Df. Racial Essentialism

Racial essentialism is the self-aggrandizing but
delusory belief that the obsolete, pseudoscientific
categories that organize the stratification and
segregation of the American caste system ‐
“race,” “black,” “white,” “mixed race,” and the
like – denote empirically meaningful states of
affairs, whether genetic, biological, social, or
visual; and that in particular, the categories by
which some attempt to racialize themselves and
others denote actual facts that veridically locate
each in relation to the others – i.e. put everyone in
their place. Racial essentialists attempt to
racialize themselves through self-referential
announcements of their “racial” identity in terms
of those outmoded categories. They thereby
attempt to racialize their audiences as well, by
implication, as either conforming to or diverging
from that “racial” identity. These attempts fail
systematically and by definition, because those
categories do not refer to any actual genetic,
biological, social, or visual facts at all.
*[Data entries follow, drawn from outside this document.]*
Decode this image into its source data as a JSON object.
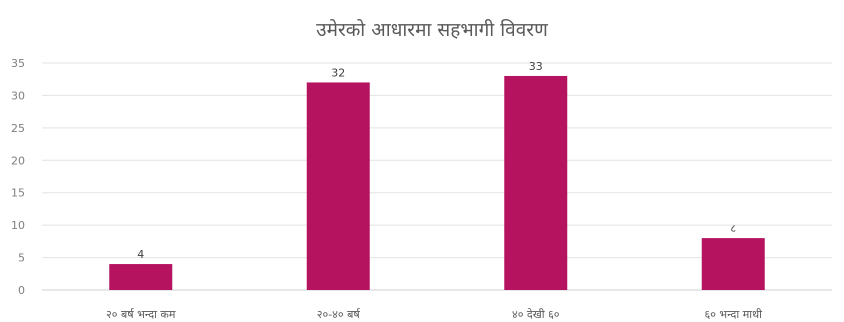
{
  "chart_data": {
    "type": "bar",
    "title": "उमेरको आधारमा सहभागी विवरण",
    "xlabel": "",
    "ylabel": "",
    "categories": [
      "२० बर्ष भन्दा कम",
      "२०-४० बर्ष",
      "४० देखी ६०",
      "६० भन्दा माथी"
    ],
    "series": [
      {
        "values": [
          4,
          32,
          33,
          8
        ],
        "data_labels": [
          "4",
          "32",
          "33",
          "८"
        ]
      }
    ],
    "ylim": [
      0,
      35
    ],
    "yticks": [
      0,
      5,
      10,
      15,
      20,
      25,
      30,
      35
    ],
    "grid": true,
    "legend": "none",
    "bar_color": "#b5135f"
  }
}
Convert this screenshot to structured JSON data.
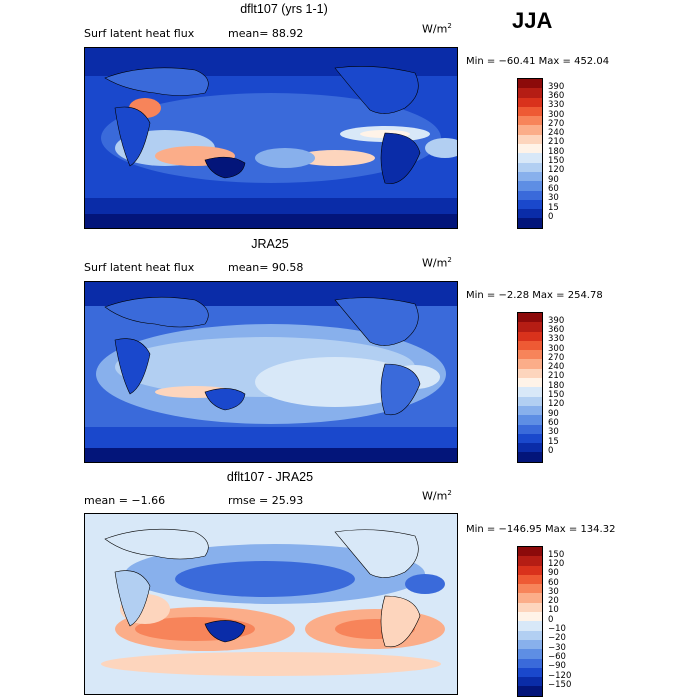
{
  "season": "JJA",
  "panels": [
    {
      "title": "dflt107 (yrs 1-1)",
      "field_label": "Surf latent heat flux",
      "stat_text": "mean=  88.92",
      "units": "W/m",
      "units_sup": "2",
      "minmax": "Min = −60.41 Max = 452.04",
      "colorbar": {
        "labels": [
          "390",
          "360",
          "330",
          "300",
          "270",
          "240",
          "210",
          "180",
          "150",
          "120",
          "90",
          "60",
          "30",
          "15",
          "0"
        ],
        "colors": [
          "#8c0a0a",
          "#b51d14",
          "#d9321c",
          "#ee5a34",
          "#f7845a",
          "#fbad89",
          "#fdd5bd",
          "#fff3e8",
          "#d8e8f8",
          "#b2cff2",
          "#88b0ec",
          "#5e8ee4",
          "#3a6ada",
          "#1a48cc",
          "#0a2ca8",
          "#03157a"
        ]
      }
    },
    {
      "title": "JRA25",
      "field_label": "Surf latent heat flux",
      "stat_text": "mean=  90.58",
      "units": "W/m",
      "units_sup": "2",
      "minmax": "Min =  −2.28 Max = 254.78",
      "colorbar": {
        "labels": [
          "390",
          "360",
          "330",
          "300",
          "270",
          "240",
          "210",
          "180",
          "150",
          "120",
          "90",
          "60",
          "30",
          "15",
          "0"
        ],
        "colors": [
          "#8c0a0a",
          "#b51d14",
          "#d9321c",
          "#ee5a34",
          "#f7845a",
          "#fbad89",
          "#fdd5bd",
          "#fff3e8",
          "#d8e8f8",
          "#b2cff2",
          "#88b0ec",
          "#5e8ee4",
          "#3a6ada",
          "#1a48cc",
          "#0a2ca8",
          "#03157a"
        ]
      }
    },
    {
      "title": "dflt107 - JRA25",
      "field_label": "mean =  −1.66",
      "stat_text": "rmse =  25.93",
      "units": "W/m",
      "units_sup": "2",
      "minmax": "Min = −146.95 Max = 134.32",
      "colorbar": {
        "labels": [
          "150",
          "120",
          "90",
          "60",
          "30",
          "20",
          "10",
          "0",
          "−10",
          "−20",
          "−30",
          "−60",
          "−90",
          "−120",
          "−150"
        ],
        "colors": [
          "#8c0a0a",
          "#b51d14",
          "#d9321c",
          "#ee5a34",
          "#f7845a",
          "#fbad89",
          "#fdd5bd",
          "#fff3e8",
          "#d8e8f8",
          "#b2cff2",
          "#88b0ec",
          "#5e8ee4",
          "#3a6ada",
          "#1a48cc",
          "#0a2ca8",
          "#03157a"
        ]
      }
    }
  ]
}
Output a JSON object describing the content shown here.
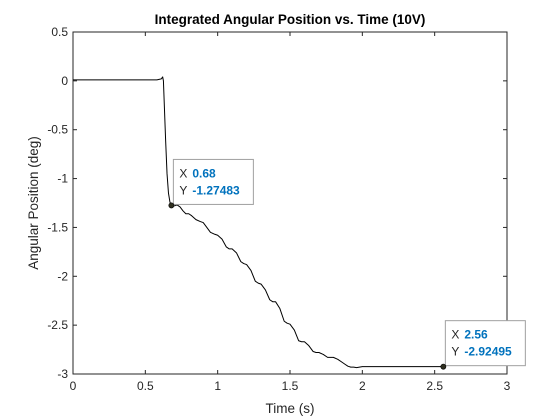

But then racial essentialism does not require
any evidential foundation for its ascriptions.
Rather, it reifies those crude racial stereotypes
into an unconvincing simulacrum of social reality
in an obsessive-compulsive ritual of wishful
thinking. That is the ritual racial essentialists invite
their audiences to reenact. In Passing for White,
Passing for Black (1991), I cite only a few samples
of the vast literature in the biological and social
sciences and the humanities, dating back more
than a century, that conclusively discredits this
antiquated relic of 19th century social Darwinism.